Difficulty: Easy | Acceptance: 62.80% | Paid: No Topics: Array, Greedy, Sorting
A shop is selling candies. Each candy has a price given by the array cost where cost[i] is the price of the ith candy.
The shop offers a discount if you buy two candies at the same time. Specifically, if you buy two candies, you can get the third candy for free (the third candy must be one of the cheapest among the three candies you bought).
Return the minimum cost to buy all the candies.
- Examples
- Constraints
- Approach 1: Sorting (Greedy)
- Approach 2: Counting Sort (Frequency Array)
Examples
Example 1:
Input: cost = [1,2,3]
Output: 5
Explanation: We buy the candies with costs 2 and 3, and get the candy with cost 1 for free. The minimum cost is 5.
Example 2:
Input: cost = [6,5,7,9,2,2]
Output: 23
Explanation: We buy the candies with costs 9, 7, and 5, and get the candy with cost 6 for free. Then we buy the candies with costs 2 and 2, and get the candy with cost 2 for free. The minimum cost is 23.
Example 3:
Input: cost = [5,5]
Output: 10
Explanation: Since there are only 2 candies, we buy both of them. There is no discount applicable. The minimum cost is 10.
Constraints
1 <= cost.length <= 100
1 <= cost[i] <= 100
Sorting (Greedy)
Intuition To minimize the total cost, we want the free candies to be as expensive as possible. By sorting the costs in descending order, we can group the most expensive candies together. In every group of three, the smallest one (which is the last one in the sorted triplet) is free, ensuring we pay for the two most expensive ones in that group.
Steps
- Sort the array of costs in descending order.

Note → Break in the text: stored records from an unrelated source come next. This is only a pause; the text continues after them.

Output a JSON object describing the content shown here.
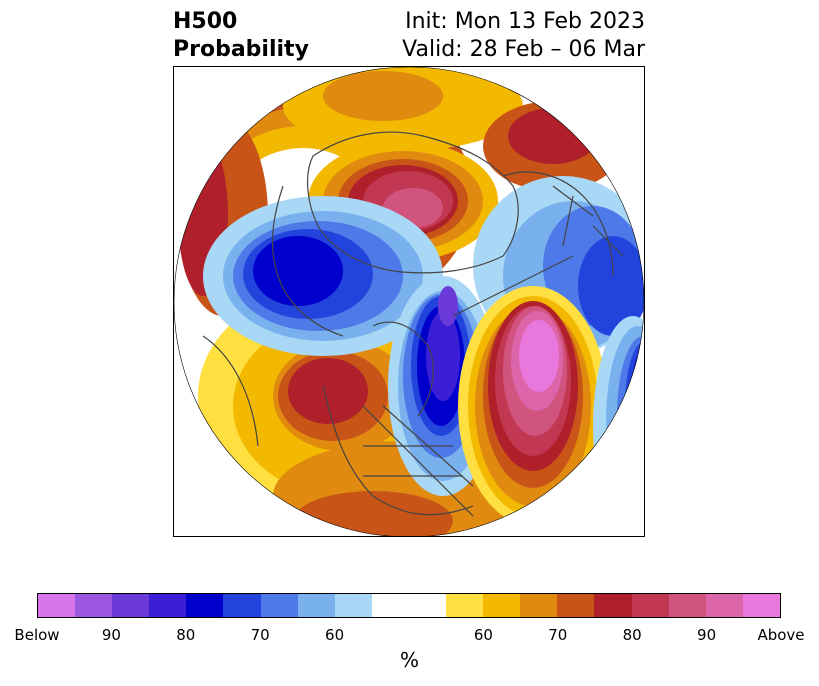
{
  "title": {
    "left_line1": "H500",
    "left_line2": "Probability",
    "right_line1": "Init: Mon 13 Feb 2023",
    "right_line2": "Valid: 28 Feb – 06 Mar"
  },
  "colorbar": {
    "unit": "%",
    "tick_labels": [
      "Below",
      "90",
      "80",
      "70",
      "60",
      "60",
      "70",
      "80",
      "90",
      "Above"
    ],
    "colors": [
      "#d774e8",
      "#9b57e0",
      "#6b3ad8",
      "#3a1fd6",
      "#0000cc",
      "#2244dd",
      "#4d7ae8",
      "#79b1ee",
      "#a8d8f5",
      "#ffffff",
      "#ffe040",
      "#f3b800",
      "#e08a10",
      "#c85418",
      "#b0202a",
      "#c23852",
      "#d0547e",
      "#dc64a8",
      "#e878dc"
    ]
  },
  "map": {
    "projection": "north polar stereographic",
    "anomalies": [
      {
        "label": "above",
        "region": "central Siberia",
        "color": "#d0547e"
      },
      {
        "label": "above",
        "region": "north-east Pacific / Alaska",
        "color": "#b0202a"
      },
      {
        "label": "above",
        "region": "north Atlantic",
        "color": "#e878dc"
      },
      {
        "label": "below",
        "region": "Barents / Kara sea",
        "color": "#0000cc"
      },
      {
        "label": "below",
        "region": "Hudson Bay / Greenland",
        "color": "#3a1fd6"
      },
      {
        "label": "below",
        "region": "Europe",
        "color": "#2244dd"
      }
    ]
  }
}
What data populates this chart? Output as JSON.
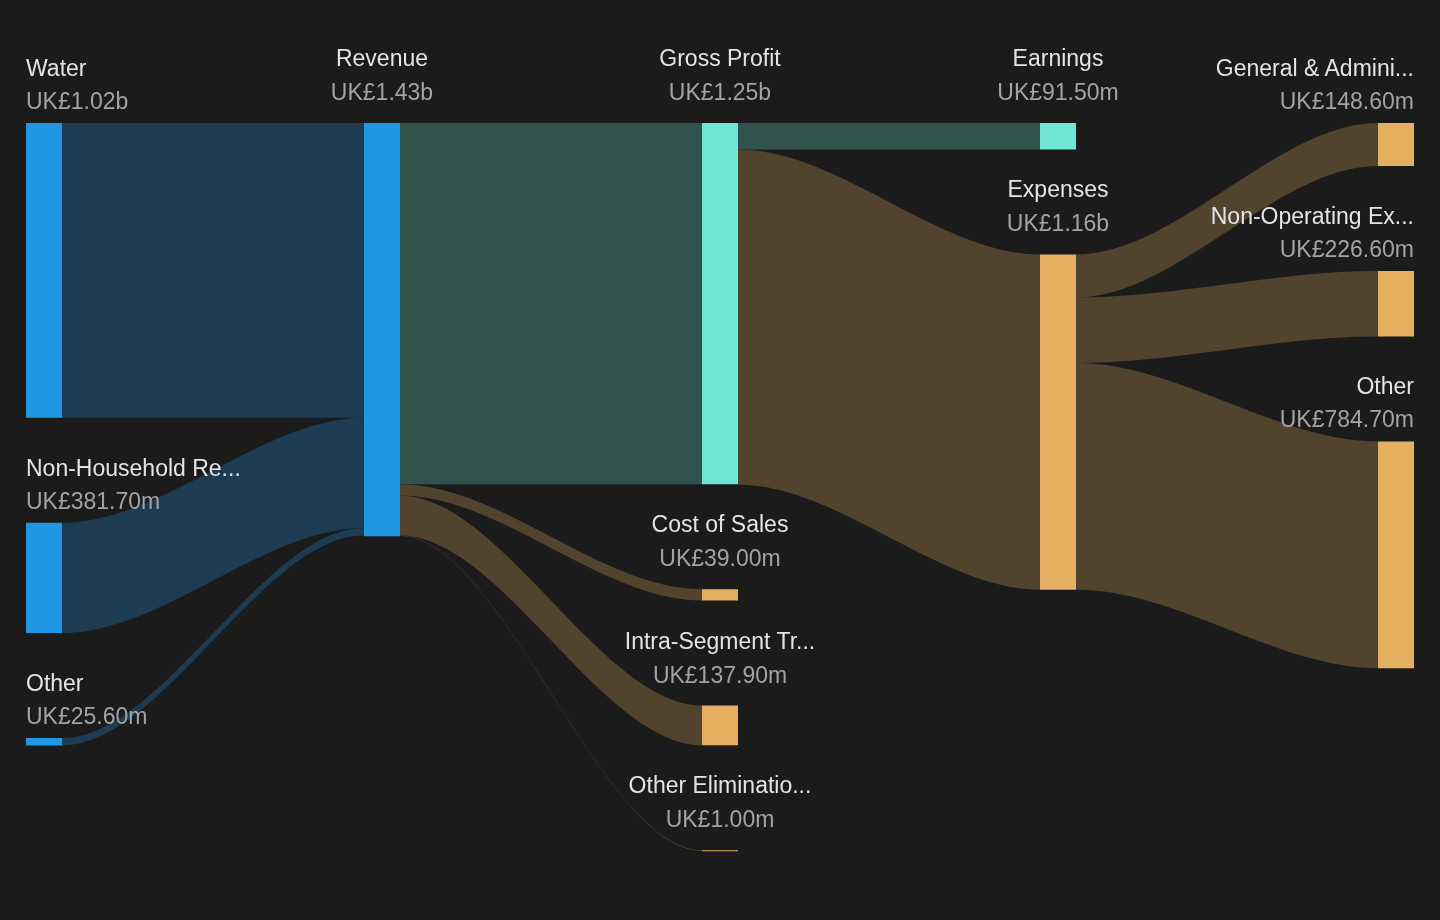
{
  "chart_data": {
    "type": "other",
    "categories": [
      "Water",
      "Non-Household Re...",
      "Other",
      "Revenue",
      "Gross Profit",
      "Cost of Sales",
      "Intra-Segment Tr...",
      "Other Eliminatio...",
      "Earnings",
      "Expenses",
      "General & Admini...",
      "Non-Operating Ex...",
      "Other"
    ],
    "colors": [
      "#2196e3",
      "#2196e3",
      "#2196e3",
      "#2196e3",
      "#6ee6d3",
      "#e6b062",
      "#e6b062",
      "#e6b062",
      "#6ee6d3",
      "#e6b062",
      "#e6b062",
      "#e6b062",
      "#e6b062"
    ],
    "series": [
      {
        "values": [
          1020000000,
          381700000,
          25600000,
          null,
          null,
          null,
          null,
          null,
          null,
          null,
          null,
          null,
          null
        ],
        "value_labels": [
          "UK£1.02b",
          "UK£381.70m",
          "UK£25.60m",
          null,
          null,
          null,
          null,
          null,
          null,
          null,
          null,
          null,
          null
        ]
      },
      {
        "values": [
          null,
          null,
          null,
          1430000000,
          null,
          null,
          null,
          null,
          null,
          null,
          null,
          null,
          null
        ],
        "value_labels": [
          null,
          null,
          null,
          "UK£1.43b",
          null,
          null,
          null,
          null,
          null,
          null,
          null,
          null,
          null
        ]
      },
      {
        "values": [
          null,
          null,
          null,
          null,
          1250000000,
          39000000,
          137900000,
          1000000,
          null,
          null,
          null,
          null,
          null
        ],
        "value_labels": [
          null,
          null,
          null,
          null,
          "UK£1.25b",
          "UK£39.00m",
          "UK£137.90m",
          "UK£1.00m",
          null,
          null,
          null,
          null,
          null
        ]
      },
      {
        "values": [
          null,
          null,
          null,
          null,
          null,
          null,
          null,
          null,
          91500000,
          1160000000,
          null,
          null,
          null
        ],
        "value_labels": [
          null,
          null,
          null,
          null,
          null,
          null,
          null,
          null,
          "UK£91.50m",
          "UK£1.16b",
          null,
          null,
          null
        ]
      },
      {
        "values": [
          null,
          null,
          null,
          null,
          null,
          null,
          null,
          null,
          null,
          null,
          148600000,
          226600000,
          784700000
        ],
        "value_labels": [
          null,
          null,
          null,
          null,
          null,
          null,
          null,
          null,
          null,
          null,
          "UK£148.60m",
          "UK£226.60m",
          "UK£784.70m"
        ]
      }
    ]
  }
}
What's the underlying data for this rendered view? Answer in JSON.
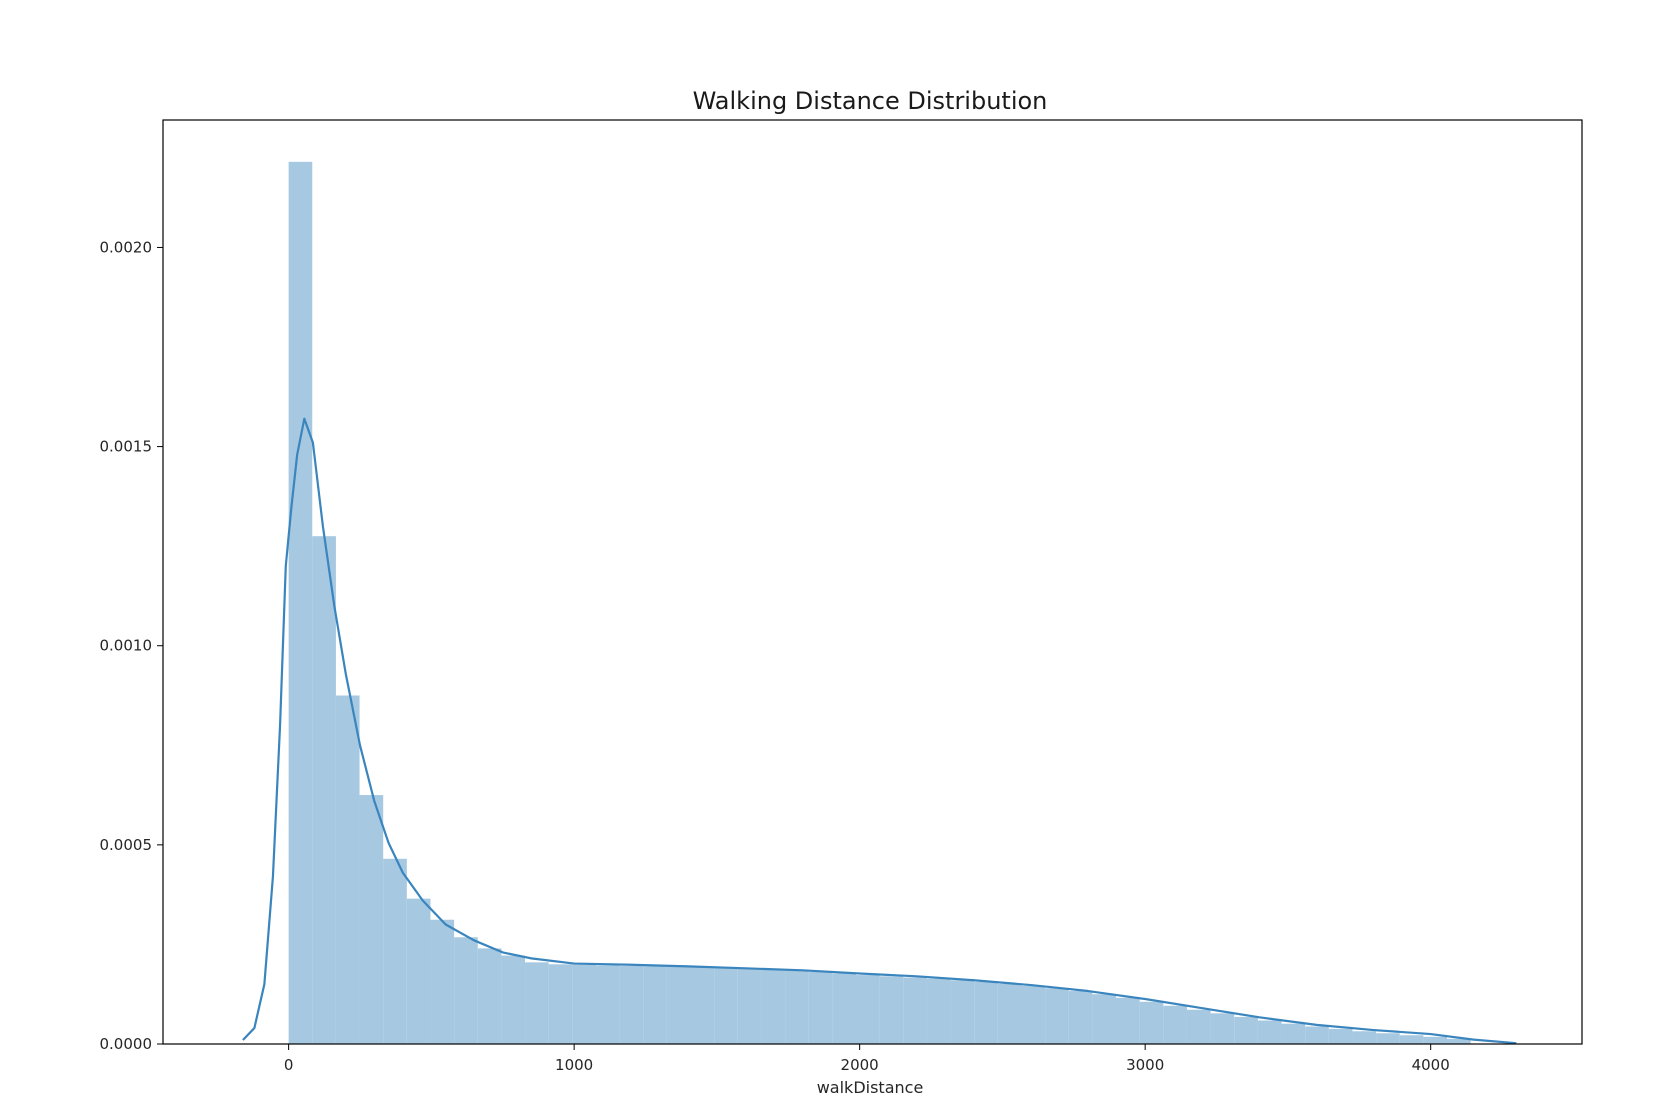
{
  "chart_data": {
    "type": "bar",
    "subtype": "histogram_with_kde",
    "title": "Walking Distance Distribution",
    "xlabel": "walkDistance",
    "ylabel": "",
    "xlim": [
      -440,
      4530
    ],
    "ylim": [
      0,
      0.00232
    ],
    "x_ticks": [
      {
        "value": 0,
        "label": "0"
      },
      {
        "value": 1000,
        "label": "1000"
      },
      {
        "value": 2000,
        "label": "2000"
      },
      {
        "value": 3000,
        "label": "3000"
      },
      {
        "value": 4000,
        "label": "4000"
      }
    ],
    "y_ticks": [
      {
        "value": 0,
        "label": "0.0000"
      },
      {
        "value": 0.0005,
        "label": "0.0005"
      },
      {
        "value": 0.001,
        "label": "0.0010"
      },
      {
        "value": 0.0015,
        "label": "0.0015"
      },
      {
        "value": 0.002,
        "label": "0.0020"
      }
    ],
    "grid": false,
    "colors": {
      "bar_fill": "#a6c8e1",
      "kde_line": "#3a85bd",
      "axes": "#000000"
    },
    "histogram": {
      "bin_width": 82.8,
      "bin_starts": [
        0,
        82.8,
        165.6,
        248.4,
        331.2,
        414,
        496.8,
        579.6,
        662.4,
        745.2,
        828,
        910.8,
        993.6,
        1076.4,
        1159.2,
        1242,
        1324.8,
        1407.6,
        1490.4,
        1573.2,
        1656,
        1738.8,
        1821.6,
        1904.4,
        1987.2,
        2070,
        2152.8,
        2235.6,
        2318.4,
        2401.2,
        2484,
        2566.8,
        2649.6,
        2732.4,
        2815.2,
        2898,
        2980.8,
        3063.6,
        3146.4,
        3229.2,
        3312,
        3394.8,
        3477.6,
        3560.4,
        3643.2,
        3726,
        3808.8,
        3891.6,
        3974.4,
        4057.2
      ],
      "values": [
        0.002215,
        0.001275,
        0.000875,
        0.000625,
        0.000465,
        0.000365,
        0.000312,
        0.000268,
        0.00024,
        0.000222,
        0.000205,
        0.0002,
        0.000199,
        0.000197,
        0.000196,
        0.000195,
        0.000194,
        0.000193,
        0.000191,
        0.000189,
        0.000187,
        0.000185,
        0.000181,
        0.000177,
        0.000173,
        0.00017,
        0.000167,
        0.000164,
        0.00016,
        0.000156,
        0.000151,
        0.000146,
        0.00014,
        0.000133,
        0.000125,
        0.000116,
        0.000106,
        9.6e-05,
        8.6e-05,
        7.7e-05,
        6.8e-05,
        5.9e-05,
        5.1e-05,
        4.4e-05,
        3.8e-05,
        3.2e-05,
        2.7e-05,
        2.2e-05,
        1.8e-05,
        1.3e-05
      ]
    },
    "kde": {
      "x": [
        -160,
        -120,
        -85,
        -55,
        -30,
        -10,
        10,
        30,
        55,
        85,
        120,
        160,
        200,
        250,
        300,
        350,
        400,
        470,
        550,
        650,
        750,
        850,
        1000,
        1200,
        1400,
        1600,
        1800,
        2000,
        2200,
        2400,
        2600,
        2800,
        3000,
        3200,
        3400,
        3600,
        3800,
        4000,
        4150,
        4300
      ],
      "y": [
        1e-05,
        4e-05,
        0.00015,
        0.00042,
        0.0008,
        0.0012,
        0.00135,
        0.00148,
        0.00157,
        0.00151,
        0.0013,
        0.0011,
        0.00093,
        0.00075,
        0.00061,
        0.000505,
        0.00043,
        0.00036,
        0.0003,
        0.00026,
        0.00023,
        0.000215,
        0.000202,
        0.000199,
        0.000195,
        0.00019,
        0.000185,
        0.000177,
        0.00017,
        0.00016,
        0.000148,
        0.000133,
        0.000113,
        9e-05,
        6.7e-05,
        4.8e-05,
        3.5e-05,
        2.5e-05,
        1.1e-05,
        2e-06
      ]
    }
  }
}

- Iterate through the sorted array.
- For every candy at index
i, if(i + 1) % 3 != 0(meaning it’s the 1st or 2nd in a group of 3), add its cost to the total. - Return the total.
class Solution:
def minimumCost(self, cost: List[int]) -> int:
cost.sort(reverse=True)
total = 0
for i, c in enumerate(cost):
if i % 3 != 2:
total += c
return totalComplexity
- Time: O(n log n) due to sorting.
- Space: O(1) or O(n) depending on the sorting algorithm’s space complexity.
- Notes: This is the most straightforward approach and is efficient enough given the constraints.
Counting Sort (Frequency Array)
Intuition Since the cost of a candy is limited to a maximum of 100, we can use a frequency array (counting sort) to avoid the O(n log n) sorting overhead. We iterate from the highest cost down to the lowest, simulating the purchase process.
Steps
- Initialize a frequency array of size 101 with zeros.
- Populate the frequency array by counting occurrences of each cost.
- Iterate from cost 100 down to 1.
- For each cost, while there are candies available at that price, simulate buying them. Keep a counter of candies processed. If the counter is not a multiple of 3 (i.e., not the 3rd candy), add the cost to the total.
- Return the total.
class Solution:
def minimumCost(self, cost: List[int]) -> int:
freq = [0] * 101
for c in cost:
freq[c] += 1
total = 0
count = 0
for i in range(100, 0, -1):
while freq[i] > 0:
if count % 3 != 2:
total += i
count += 1
freq[i] -= 1
return totalComplexity
- Time: O(n + k) where n is the number of candies and k is the range of costs (100). This simplifies to O(n).
- Space: O(k) for the frequency array, which is O(1) since k is constant (101).
- Notes: This approach is theoretically faster than sorting for large n, though for n <= 100, the difference is negligible.